While the June 23 referendum on whether Britain should leave the European Union or remain in the bloc will likely hover over the gathering (so much so that Britain’s Conservative finance minister George Osborne will be notably absent this year), meeting participants will tackle several major timely topics, although any decisions made will be under wraps. No news conferences, no statements, no hard-hitting questions to answer.

Besides Kissinger, other attendees this year include Joe Kaeser, CEO and president of Siemens; John Sawers, a former British spy chief who is chairman of Macro Advisory Partners, which advises Western intelligence agencies; Eric Schmidt, executive chairman of Google parent Alphabet; four finance ministers; three German Cabinet members; and two prime ministers.

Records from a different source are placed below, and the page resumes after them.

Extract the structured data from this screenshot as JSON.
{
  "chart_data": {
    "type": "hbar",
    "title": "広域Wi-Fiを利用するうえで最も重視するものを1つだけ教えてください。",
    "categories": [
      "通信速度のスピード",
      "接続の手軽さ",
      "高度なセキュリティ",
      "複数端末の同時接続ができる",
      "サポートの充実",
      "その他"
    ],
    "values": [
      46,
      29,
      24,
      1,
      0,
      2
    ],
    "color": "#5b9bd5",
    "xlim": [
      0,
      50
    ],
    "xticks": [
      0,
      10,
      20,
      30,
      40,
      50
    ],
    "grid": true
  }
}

Bilderberg Group Meeting 2016
A woman holds a sign reading, “Stop Bilderberg Mafia,” in front of a police checkpoint on a road leading to the Interalpen-Hotel Tyrol, the venue of the Bilderberg Meeting, near Telfs, Austria, June 12, 2015. Christian Bruna/AFP/Getty Images

Kissinger's history as a key player in U.S. covert operations during the Cold War only helps to amplify the perception that the Bilderberg Meeting is meant to discuss agendas without any kind of public review.

In fact, the only things anybody outside the loop knows about these meetings are where they’re held, who attends them, what the participants plan to discuss and the fact security is a high priority. The meetings have been taking place since 1954. The name comes from the Hotel de Bilderberg in Oosterbeek, Netherlands, where the first event took place.

The Bilderberg Meetings are so behind the curtain of power that they’ve been the target of conspiracy theories on both the left and the right sides of the political divide for decades. On the left, former Cuban President Fidel Castro condemned the group in 2010 for playing the role of a parallel global governing body bent on furthering the capitalist agenda. On the right, conservative activist Phyllis Schlafly promoted the idea that the Republican Party is controlled by a cabal of intellectuals associated with the Bilderberg Group.

Conspiracy theories aside, the annual meeting has been criticized for its opacity.

“This is totally in contradiction to the government’s commitment to have greater transparency,” the late Michael Meacher, a Labour member of Parliament in Britain, said of the 2013 Bilderberg Group event, which was held in Hertfordshire, England, that year.